Jesus was God. It says right in this passage that all authority was His. So what did he do with it? Demand to be waited on? No, He waited on everyone else.

(Hold arm in front as if a towel was draped over it.)

This is the posture of servanthood. And it says, “I am here to serve, not to be served.”


E. Resources

(Clutch fists to chest, as if holding on to something I don’t want to release.)

When resources are the problem, it’s because people are holding tight to what they own. And they fail to realize that everything they have is a blessing from God in the first place. It all belongs to Him, and He has simply entrusted it to me and to you.

What posture should we take?
(Hands offering up to God)

This says, “God, all my time, treasure and trust belongs to you. I will not withhold even a cent that you require. You have entrusted me with Your blessings, and I will not betray that trust.”


Okay. So those are the five potential problem areas. I expect we’ll have to deal with each one from time to time, because church can be messy. It’s a group of imperfect people growing together as we strive to know and love God. It’s about being real, and sometimes it can be real hard. But we’re in it together.

Do me a favour. Here’s the commitment I’m going to ask you to make. Resolve right now that, as best as you can, you will not cause these potential problems in the church. But instead, you will be part of why the church is the hope of the world.

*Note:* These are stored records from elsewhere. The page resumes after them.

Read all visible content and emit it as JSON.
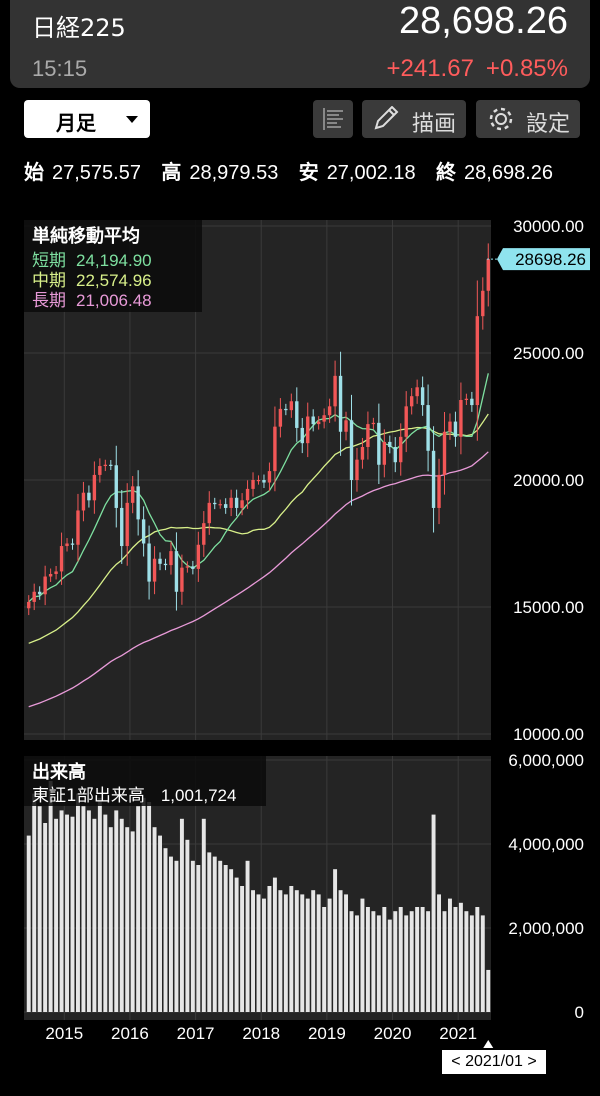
{
  "header": {
    "title": "日経225",
    "price": "28,698.26",
    "time": "15:15",
    "change": "+241.67",
    "change_pct": "+0.85%"
  },
  "toolbar": {
    "period": "月足",
    "draw_label": "描画",
    "settings_label": "設定"
  },
  "ohlc": {
    "open_label": "始",
    "open": "27,575.57",
    "high_label": "高",
    "high": "28,979.53",
    "low_label": "安",
    "low": "27,002.18",
    "close_label": "終",
    "close": "28,698.26"
  },
  "ma_legend": {
    "title": "単純移動平均",
    "short_label": "短期",
    "short_value": "24,194.90",
    "mid_label": "中期",
    "mid_value": "22,574.96",
    "long_label": "長期",
    "long_value": "21,006.48"
  },
  "volume_legend": {
    "title": "出来高",
    "label": "東証1部出来高",
    "value": "1,001,724"
  },
  "current_price_tag": "28698.26",
  "date_badge": "< 2021/01 >",
  "colors": {
    "up": "#f25757",
    "down": "#9fe0e8",
    "ma_short": "#7ee0a0",
    "ma_mid": "#d8f08a",
    "ma_long": "#e89ad8",
    "volume": "#e6e6e6",
    "price_tag": "#8fe3ee"
  },
  "chart_data": [
    {
      "type": "candlestick",
      "title": "",
      "price_axis": {
        "ylim": [
          10000,
          30000
        ],
        "ticks": [
          30000,
          25000,
          20000,
          15000,
          10000
        ],
        "tick_labels": [
          "30000.00",
          "25000.00",
          "20000.00",
          "15000.00",
          "10000.00"
        ]
      },
      "x_ticks": [
        "2015",
        "2016",
        "2017",
        "2018",
        "2019",
        "2020",
        "2021"
      ],
      "x_start": "2014-06",
      "x_end": "2021-01",
      "closes": [
        15200,
        15600,
        15500,
        16200,
        16300,
        16400,
        17400,
        17500,
        17450,
        18800,
        19500,
        19200,
        20200,
        20550,
        20600,
        20580,
        18900,
        17400,
        19100,
        19750,
        18450,
        17500,
        16000,
        16900,
        16700,
        16650,
        17200,
        15600,
        16550,
        16600,
        16500,
        17450,
        18300,
        19100,
        19050,
        19050,
        18900,
        19300,
        18900,
        19200,
        19650,
        20000,
        20000,
        19900,
        20350,
        22100,
        22800,
        22750,
        23100,
        22050,
        21450,
        22500,
        22200,
        22300,
        22550,
        22900,
        24100,
        21900,
        22350,
        20000,
        20800,
        21300,
        22200,
        22250,
        20600,
        21500,
        21300,
        20700,
        21700,
        22900,
        23300,
        23650,
        22950,
        21150,
        18900,
        20200,
        21900,
        22300,
        21700,
        23150,
        23200,
        22950,
        26450,
        27450,
        28698
      ],
      "volume_axis": {
        "ylim": [
          0,
          6000000
        ],
        "ticks": [
          6000000,
          4000000,
          2000000,
          0
        ],
        "tick_labels": [
          "6,000,000",
          "4,000,000",
          "2,000,000",
          "0"
        ]
      },
      "volumes": [
        4200000,
        5200000,
        4900000,
        4500000,
        5500000,
        4600000,
        4800000,
        4700000,
        4650000,
        5200000,
        4900000,
        4800000,
        4600000,
        5100000,
        4700000,
        4400000,
        4800000,
        4600000,
        4400000,
        4300000,
        4900000,
        5100000,
        5000000,
        4400000,
        4200000,
        3900000,
        3700000,
        3600000,
        4600000,
        4100000,
        3600000,
        3500000,
        4600000,
        3800000,
        3700000,
        3600000,
        3500000,
        3400000,
        3200000,
        3000000,
        3600000,
        2900000,
        2800000,
        2700000,
        3000000,
        3200000,
        2900000,
        2800000,
        3000000,
        2900000,
        2800000,
        2700000,
        2900000,
        2800000,
        2500000,
        2700000,
        3400000,
        2900000,
        2800000,
        2400000,
        2300000,
        2700000,
        2500000,
        2400000,
        2300000,
        2500000,
        2200000,
        2400000,
        2500000,
        2300000,
        2400000,
        2500000,
        2500000,
        2400000,
        4700000,
        2800000,
        2400000,
        2700000,
        2500000,
        2600000,
        2400000,
        2300000,
        2500000,
        2300000,
        1001724
      ]
    }
  ]
}
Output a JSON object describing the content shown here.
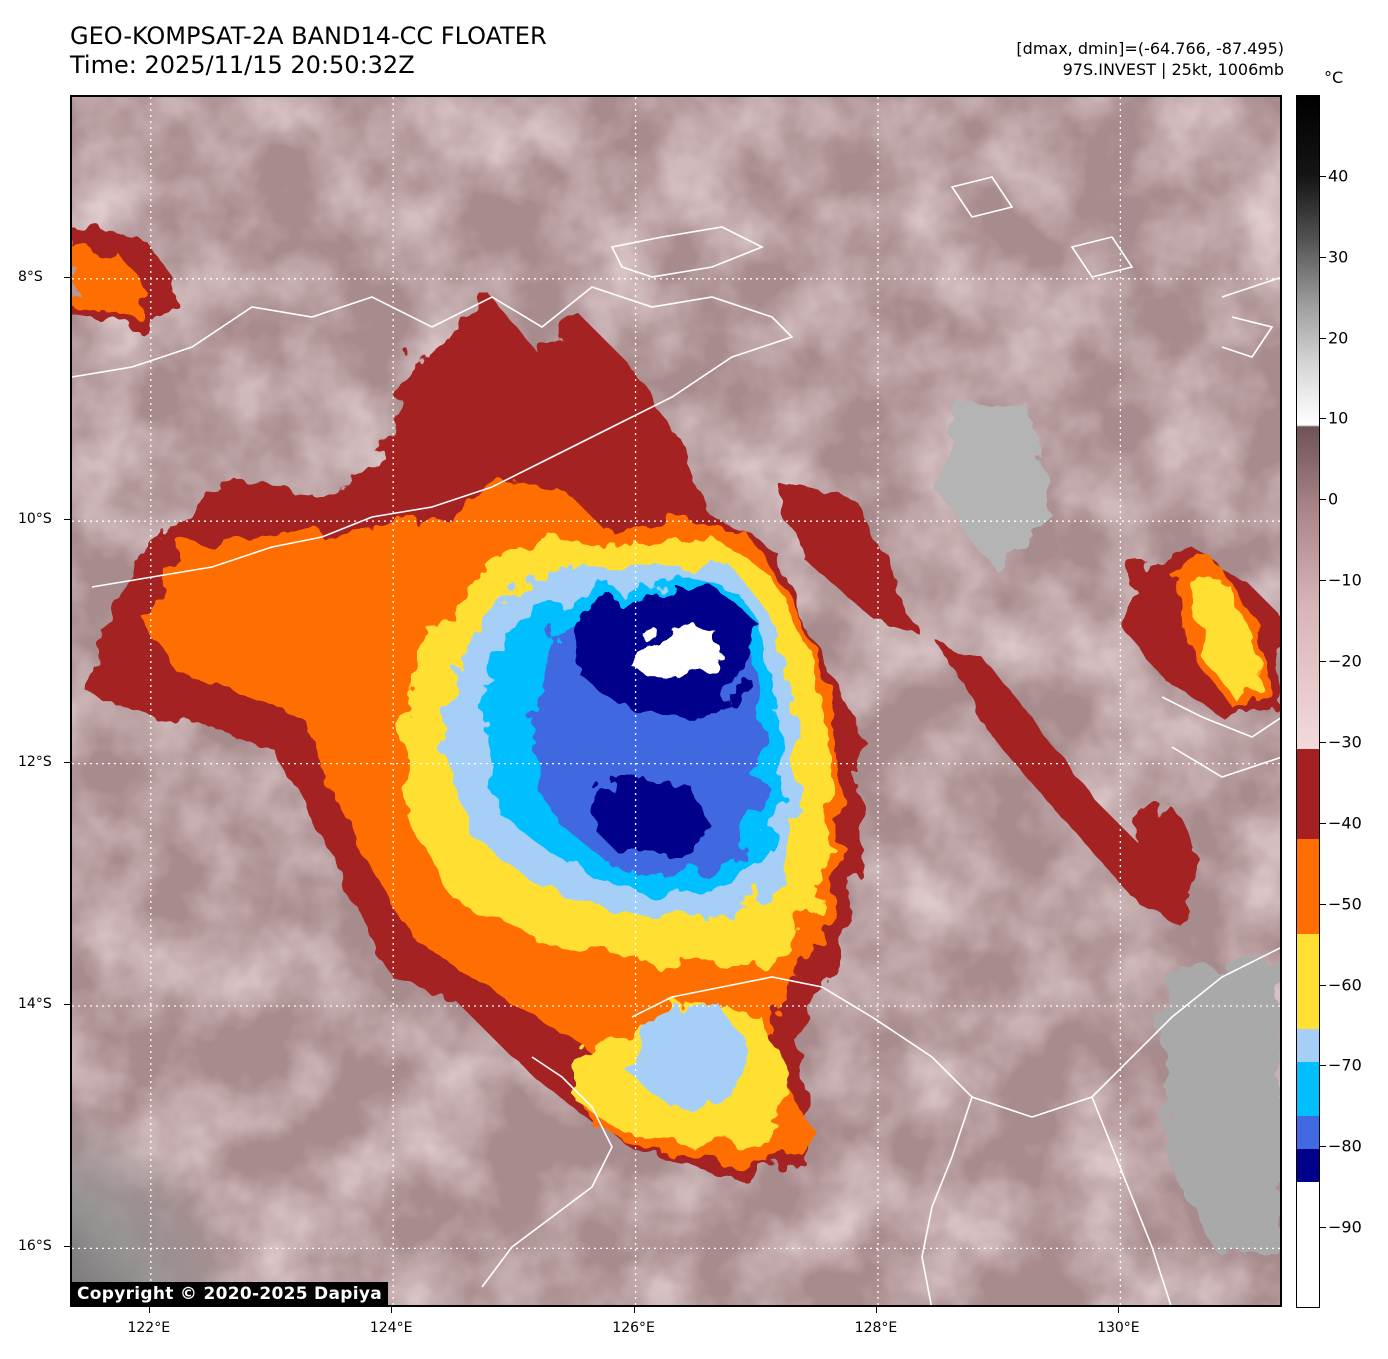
{
  "header": {
    "title_line1": "GEO-KOMPSAT-2A BAND14-CC FLOATER",
    "title_line2": "Time: 2025/11/15 20:50:32Z",
    "info_line1": "[dmax, dmin]=(-64.766, -87.495)",
    "info_line2": "97S.INVEST | 25kt, 1006mb"
  },
  "map": {
    "lon_labels": [
      "122°E",
      "124°E",
      "126°E",
      "128°E",
      "130°E"
    ],
    "lat_labels": [
      "8°S",
      "10°S",
      "12°S",
      "14°S",
      "16°S"
    ],
    "lon_values": [
      122,
      124,
      126,
      128,
      130
    ],
    "lat_values": [
      -8,
      -10,
      -12,
      -14,
      -16
    ],
    "lon_range": [
      121.35,
      131.35
    ],
    "lat_range": [
      -6.5,
      -16.5
    ],
    "gridlines": true,
    "coastline_color": "#ffffff"
  },
  "colorbar": {
    "unit": "°C",
    "labels": [
      "40",
      "30",
      "20",
      "10",
      "0",
      "−10",
      "−20",
      "−30",
      "−40",
      "−50",
      "−60",
      "−70",
      "−80",
      "−90"
    ],
    "values": [
      40,
      30,
      20,
      10,
      0,
      -10,
      -20,
      -30,
      -40,
      -50,
      -60,
      -70,
      -80,
      -90
    ],
    "range": [
      -100,
      50
    ],
    "bands": [
      {
        "from": -35,
        "to": -45,
        "color": "#a52020"
      },
      {
        "from": -45,
        "to": -55,
        "color": "#ff6e00"
      },
      {
        "from": -55,
        "to": -65,
        "color": "#ffe033"
      },
      {
        "from": -65,
        "to": -70,
        "color": "#a6cff8"
      },
      {
        "from": -70,
        "to": -78,
        "color": "#00bfff"
      },
      {
        "from": -78,
        "to": -82,
        "color": "#4169e1"
      },
      {
        "from": -82,
        "to": -86,
        "color": "#00008b"
      },
      {
        "from": -86,
        "to": -100,
        "color": "#ffffff"
      }
    ]
  },
  "copyright": "Copyright © 2020-2025 Dapiya"
}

You know what? My area of weakness out of these five would be evangelism. There was a time in my life when I would have been hard pressed to name any pre-Christians that I hung around with and to whom I was representing Jesus. It’s an area where I have worked hard over the past several years, and it’s a constant struggle. Over the past year, I’ve improved drastically. In fact, yesterday I took about 10 seconds and listed 7 names of people that I am actively sharing my faith with. I don’t like to highlight the things I’m doing, but I need to let you know that as pastor at Sunrise I take this stuff seriously myself and try to model it for you. And it can be a struggle.

That’s the area I need to constantly work on. What’s yours?